Active Learning For Contextual Linear Optimization: A Margin-Based Approach
Mo Liu, Paul Grigas, Heyuan Liu, Zuo-Jun Max Shen

TL;DR
This paper introduces a novel margin-based active learning algorithm for contextual linear optimization that minimizes label acquisition while maintaining low decision loss, with theoretical guarantees and practical applications.
Contribution
It is the first to develop an active learning method directly informed by the SPO loss, with theoretical bounds on label complexity and practical algorithms for decision-making tasks.
Findings
The algorithm achieves significantly lower label complexity than naive supervised learning.

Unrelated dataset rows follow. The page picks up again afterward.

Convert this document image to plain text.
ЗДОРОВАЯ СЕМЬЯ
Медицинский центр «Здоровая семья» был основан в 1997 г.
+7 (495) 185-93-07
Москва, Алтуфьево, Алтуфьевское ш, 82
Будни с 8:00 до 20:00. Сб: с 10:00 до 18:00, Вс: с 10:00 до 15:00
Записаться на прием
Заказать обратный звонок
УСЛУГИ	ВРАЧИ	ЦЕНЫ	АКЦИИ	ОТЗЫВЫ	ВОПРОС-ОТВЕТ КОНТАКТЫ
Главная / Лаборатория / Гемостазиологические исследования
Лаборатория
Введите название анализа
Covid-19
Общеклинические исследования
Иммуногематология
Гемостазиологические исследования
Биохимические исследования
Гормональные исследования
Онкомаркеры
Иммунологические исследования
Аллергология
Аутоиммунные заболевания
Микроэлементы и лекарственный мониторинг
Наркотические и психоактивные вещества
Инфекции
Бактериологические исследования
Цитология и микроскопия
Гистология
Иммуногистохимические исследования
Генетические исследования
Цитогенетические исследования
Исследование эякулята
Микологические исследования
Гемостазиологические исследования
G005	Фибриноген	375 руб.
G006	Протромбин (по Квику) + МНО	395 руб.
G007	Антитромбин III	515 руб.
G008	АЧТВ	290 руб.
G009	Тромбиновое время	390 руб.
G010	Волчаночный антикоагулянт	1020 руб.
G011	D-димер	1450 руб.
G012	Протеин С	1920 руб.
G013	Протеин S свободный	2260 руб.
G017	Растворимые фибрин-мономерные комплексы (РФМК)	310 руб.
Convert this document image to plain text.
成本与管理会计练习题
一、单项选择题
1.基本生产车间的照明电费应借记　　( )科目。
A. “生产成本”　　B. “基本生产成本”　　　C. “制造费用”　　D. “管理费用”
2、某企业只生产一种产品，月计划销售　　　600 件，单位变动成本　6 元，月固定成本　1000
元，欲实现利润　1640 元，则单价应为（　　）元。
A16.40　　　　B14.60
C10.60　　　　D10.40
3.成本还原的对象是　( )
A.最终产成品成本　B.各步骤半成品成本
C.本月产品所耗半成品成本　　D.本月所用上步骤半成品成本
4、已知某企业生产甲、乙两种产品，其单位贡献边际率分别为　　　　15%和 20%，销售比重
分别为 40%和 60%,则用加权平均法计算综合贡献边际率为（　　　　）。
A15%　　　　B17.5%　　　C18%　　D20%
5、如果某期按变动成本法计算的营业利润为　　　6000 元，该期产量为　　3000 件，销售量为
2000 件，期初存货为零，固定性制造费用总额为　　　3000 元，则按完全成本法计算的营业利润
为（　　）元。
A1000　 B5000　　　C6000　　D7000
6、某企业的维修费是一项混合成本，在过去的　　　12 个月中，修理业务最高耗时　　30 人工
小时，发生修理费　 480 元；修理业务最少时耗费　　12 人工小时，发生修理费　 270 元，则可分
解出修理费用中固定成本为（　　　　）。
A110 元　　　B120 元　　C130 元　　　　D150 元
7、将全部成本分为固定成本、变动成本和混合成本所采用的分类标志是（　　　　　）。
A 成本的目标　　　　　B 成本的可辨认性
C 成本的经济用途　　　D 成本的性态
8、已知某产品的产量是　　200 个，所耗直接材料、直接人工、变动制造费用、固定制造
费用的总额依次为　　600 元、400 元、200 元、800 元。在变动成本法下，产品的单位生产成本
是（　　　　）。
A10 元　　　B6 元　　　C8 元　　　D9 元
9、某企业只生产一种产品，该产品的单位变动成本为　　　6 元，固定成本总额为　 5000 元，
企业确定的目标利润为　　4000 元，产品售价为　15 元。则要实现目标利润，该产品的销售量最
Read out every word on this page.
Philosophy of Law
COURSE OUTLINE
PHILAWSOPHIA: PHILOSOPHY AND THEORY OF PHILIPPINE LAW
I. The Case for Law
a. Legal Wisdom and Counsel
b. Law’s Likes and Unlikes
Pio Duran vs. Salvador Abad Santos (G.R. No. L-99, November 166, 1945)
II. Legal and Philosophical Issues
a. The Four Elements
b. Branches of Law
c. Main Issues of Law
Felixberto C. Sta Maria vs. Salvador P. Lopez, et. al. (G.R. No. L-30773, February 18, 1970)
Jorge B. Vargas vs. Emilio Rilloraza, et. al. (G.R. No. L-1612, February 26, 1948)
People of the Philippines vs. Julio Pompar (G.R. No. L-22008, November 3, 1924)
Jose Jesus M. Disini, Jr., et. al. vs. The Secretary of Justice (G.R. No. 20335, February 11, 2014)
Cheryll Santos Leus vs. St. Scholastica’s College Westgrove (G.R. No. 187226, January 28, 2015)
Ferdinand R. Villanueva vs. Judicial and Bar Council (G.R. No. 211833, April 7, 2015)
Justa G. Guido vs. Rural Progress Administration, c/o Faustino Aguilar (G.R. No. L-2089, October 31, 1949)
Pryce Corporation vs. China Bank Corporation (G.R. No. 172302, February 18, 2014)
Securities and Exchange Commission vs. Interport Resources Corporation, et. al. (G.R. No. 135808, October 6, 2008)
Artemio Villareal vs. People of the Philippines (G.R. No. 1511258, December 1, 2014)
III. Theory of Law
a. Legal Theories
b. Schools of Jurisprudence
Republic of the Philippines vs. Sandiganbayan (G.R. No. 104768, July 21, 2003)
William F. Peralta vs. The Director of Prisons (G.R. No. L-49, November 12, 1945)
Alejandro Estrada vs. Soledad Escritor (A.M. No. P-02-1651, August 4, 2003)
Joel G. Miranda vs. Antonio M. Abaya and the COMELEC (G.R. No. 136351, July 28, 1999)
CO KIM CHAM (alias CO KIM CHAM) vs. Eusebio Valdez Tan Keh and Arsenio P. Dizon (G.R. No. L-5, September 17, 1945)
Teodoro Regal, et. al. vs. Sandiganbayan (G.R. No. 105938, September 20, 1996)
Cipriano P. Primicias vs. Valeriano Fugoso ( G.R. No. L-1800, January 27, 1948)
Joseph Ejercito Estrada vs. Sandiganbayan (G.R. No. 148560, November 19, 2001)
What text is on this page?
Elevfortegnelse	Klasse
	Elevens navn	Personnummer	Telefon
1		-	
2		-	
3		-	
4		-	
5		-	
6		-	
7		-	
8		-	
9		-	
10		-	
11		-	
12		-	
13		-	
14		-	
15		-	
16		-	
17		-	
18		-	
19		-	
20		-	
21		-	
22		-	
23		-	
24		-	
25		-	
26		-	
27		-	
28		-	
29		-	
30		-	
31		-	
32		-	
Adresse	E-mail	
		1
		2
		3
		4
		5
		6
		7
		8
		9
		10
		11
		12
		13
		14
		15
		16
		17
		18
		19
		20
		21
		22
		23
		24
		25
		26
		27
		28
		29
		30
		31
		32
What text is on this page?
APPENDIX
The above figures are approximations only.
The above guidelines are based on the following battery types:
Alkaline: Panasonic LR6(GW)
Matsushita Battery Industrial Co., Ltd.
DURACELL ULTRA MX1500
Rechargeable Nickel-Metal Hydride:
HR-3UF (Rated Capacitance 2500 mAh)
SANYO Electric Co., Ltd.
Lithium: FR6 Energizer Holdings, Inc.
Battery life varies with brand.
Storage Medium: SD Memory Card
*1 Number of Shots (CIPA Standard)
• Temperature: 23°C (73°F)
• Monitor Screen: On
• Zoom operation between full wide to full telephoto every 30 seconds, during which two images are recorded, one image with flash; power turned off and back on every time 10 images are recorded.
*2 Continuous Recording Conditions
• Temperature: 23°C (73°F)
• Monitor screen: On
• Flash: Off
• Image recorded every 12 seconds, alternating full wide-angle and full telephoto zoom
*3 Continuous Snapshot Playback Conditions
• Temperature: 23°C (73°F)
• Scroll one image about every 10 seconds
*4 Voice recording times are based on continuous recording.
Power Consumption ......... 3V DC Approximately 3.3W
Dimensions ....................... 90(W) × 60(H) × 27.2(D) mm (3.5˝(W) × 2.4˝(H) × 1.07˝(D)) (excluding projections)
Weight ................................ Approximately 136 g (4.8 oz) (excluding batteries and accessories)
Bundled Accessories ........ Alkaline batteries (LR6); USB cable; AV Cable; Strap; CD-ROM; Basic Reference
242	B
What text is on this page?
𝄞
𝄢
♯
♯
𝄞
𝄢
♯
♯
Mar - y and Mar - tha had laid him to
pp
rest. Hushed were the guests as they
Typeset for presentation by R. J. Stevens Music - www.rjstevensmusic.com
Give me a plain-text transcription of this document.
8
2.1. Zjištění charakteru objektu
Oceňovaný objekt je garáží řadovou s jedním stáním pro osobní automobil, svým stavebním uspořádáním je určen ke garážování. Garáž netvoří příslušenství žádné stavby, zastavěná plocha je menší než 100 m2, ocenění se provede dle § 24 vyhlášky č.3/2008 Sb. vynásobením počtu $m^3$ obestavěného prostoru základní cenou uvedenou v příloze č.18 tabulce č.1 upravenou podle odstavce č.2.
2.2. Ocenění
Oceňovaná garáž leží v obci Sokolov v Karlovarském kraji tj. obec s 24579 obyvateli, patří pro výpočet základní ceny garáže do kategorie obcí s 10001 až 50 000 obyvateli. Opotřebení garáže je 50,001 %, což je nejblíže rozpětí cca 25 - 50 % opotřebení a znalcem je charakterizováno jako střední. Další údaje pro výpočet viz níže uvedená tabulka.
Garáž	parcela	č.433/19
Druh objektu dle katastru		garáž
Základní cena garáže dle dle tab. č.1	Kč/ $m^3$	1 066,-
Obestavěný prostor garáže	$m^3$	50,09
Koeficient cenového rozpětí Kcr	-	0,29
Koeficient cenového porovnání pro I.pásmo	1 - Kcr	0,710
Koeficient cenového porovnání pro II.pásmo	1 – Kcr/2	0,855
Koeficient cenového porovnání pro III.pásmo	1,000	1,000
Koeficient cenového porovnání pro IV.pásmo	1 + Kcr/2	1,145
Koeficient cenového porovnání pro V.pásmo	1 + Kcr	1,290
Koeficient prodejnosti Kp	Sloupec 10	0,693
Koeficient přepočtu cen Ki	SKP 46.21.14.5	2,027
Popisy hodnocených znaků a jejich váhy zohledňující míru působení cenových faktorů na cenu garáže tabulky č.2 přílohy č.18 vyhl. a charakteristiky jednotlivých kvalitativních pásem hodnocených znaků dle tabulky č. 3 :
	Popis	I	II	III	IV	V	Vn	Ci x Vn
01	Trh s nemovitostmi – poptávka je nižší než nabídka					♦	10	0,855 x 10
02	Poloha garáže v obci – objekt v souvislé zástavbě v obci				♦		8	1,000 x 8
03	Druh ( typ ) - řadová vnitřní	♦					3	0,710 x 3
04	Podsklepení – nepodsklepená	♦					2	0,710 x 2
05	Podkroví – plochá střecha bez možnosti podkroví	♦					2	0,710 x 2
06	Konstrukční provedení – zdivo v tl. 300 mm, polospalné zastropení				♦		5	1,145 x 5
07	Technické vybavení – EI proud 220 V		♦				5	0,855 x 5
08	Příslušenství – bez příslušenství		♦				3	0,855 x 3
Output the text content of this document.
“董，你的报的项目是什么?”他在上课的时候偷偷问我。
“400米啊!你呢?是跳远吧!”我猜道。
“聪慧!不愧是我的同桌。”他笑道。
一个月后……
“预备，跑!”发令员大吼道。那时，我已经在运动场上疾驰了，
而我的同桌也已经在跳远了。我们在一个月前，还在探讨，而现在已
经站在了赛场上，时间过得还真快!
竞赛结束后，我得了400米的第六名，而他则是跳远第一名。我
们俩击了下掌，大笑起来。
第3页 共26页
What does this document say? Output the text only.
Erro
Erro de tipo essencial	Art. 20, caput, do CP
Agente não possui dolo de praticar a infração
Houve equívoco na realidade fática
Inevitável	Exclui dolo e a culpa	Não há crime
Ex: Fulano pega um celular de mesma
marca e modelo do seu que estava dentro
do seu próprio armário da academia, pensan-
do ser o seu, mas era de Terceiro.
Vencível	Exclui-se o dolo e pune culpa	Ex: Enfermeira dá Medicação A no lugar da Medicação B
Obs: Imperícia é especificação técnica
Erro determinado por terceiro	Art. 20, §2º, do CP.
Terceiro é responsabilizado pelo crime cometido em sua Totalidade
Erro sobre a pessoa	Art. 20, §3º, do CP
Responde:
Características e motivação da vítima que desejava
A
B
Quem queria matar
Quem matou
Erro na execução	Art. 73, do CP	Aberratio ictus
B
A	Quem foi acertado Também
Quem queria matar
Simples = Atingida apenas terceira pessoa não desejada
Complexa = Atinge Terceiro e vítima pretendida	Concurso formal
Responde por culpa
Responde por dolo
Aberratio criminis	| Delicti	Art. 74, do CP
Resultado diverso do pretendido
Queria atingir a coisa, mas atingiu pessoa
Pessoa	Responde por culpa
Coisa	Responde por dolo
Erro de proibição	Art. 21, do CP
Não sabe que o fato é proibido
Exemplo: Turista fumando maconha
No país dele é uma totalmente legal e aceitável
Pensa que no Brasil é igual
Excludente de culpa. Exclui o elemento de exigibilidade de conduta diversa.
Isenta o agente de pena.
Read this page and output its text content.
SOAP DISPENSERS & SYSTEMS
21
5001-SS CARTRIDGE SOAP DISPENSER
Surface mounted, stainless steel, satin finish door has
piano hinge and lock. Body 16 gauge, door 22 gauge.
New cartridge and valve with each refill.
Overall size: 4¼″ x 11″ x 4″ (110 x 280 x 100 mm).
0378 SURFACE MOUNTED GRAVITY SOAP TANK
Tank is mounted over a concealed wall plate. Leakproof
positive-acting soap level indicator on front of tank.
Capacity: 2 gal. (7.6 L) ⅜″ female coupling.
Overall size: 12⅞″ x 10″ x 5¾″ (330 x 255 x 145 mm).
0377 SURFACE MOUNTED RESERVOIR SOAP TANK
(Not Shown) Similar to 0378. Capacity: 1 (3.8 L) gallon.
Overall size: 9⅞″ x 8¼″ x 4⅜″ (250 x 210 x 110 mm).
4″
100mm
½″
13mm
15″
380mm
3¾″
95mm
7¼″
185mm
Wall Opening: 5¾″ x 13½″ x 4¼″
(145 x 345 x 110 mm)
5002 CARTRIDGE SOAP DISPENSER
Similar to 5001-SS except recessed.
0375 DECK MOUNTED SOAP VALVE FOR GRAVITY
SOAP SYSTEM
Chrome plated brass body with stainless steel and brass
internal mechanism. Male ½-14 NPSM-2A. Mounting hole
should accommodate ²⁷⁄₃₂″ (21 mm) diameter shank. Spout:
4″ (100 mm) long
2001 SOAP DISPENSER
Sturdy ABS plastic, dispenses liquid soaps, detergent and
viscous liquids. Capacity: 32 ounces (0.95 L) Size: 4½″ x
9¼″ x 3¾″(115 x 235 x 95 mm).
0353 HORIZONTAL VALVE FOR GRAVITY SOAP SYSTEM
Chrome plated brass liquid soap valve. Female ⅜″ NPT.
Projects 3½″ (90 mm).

Theoretical bounds demonstrate efficiency under margin conditions and surrogate losses.
Numerical experiments validate the practical effectiveness in pricing and routing problems.
Abstract
We develop the first active learning method for contextual linear optimization. Specifically, we introduce a label acquisition algorithm that sequentially decides whether to request the ``labels'' of feature samples from an unlabeled data stream, where the labels correspond to the coefficients of the objective in the linear optimization. Our method is the first to be directly informed by the decision loss induced by the predicted coefficients, referred to as the Smart Predict-then-Optimize (SPO) loss. Motivated by the structure of the SPO loss, our algorithm adopts a margin-based criterion utilizing the concept of distance to degeneracy. In particular, we design an efficient active learning algorithm with theoretical excess risk (i.e., generalization) guarantees. We derive upper bounds on the label complexity, defined as the number of samples whose labels are acquired to achieve a…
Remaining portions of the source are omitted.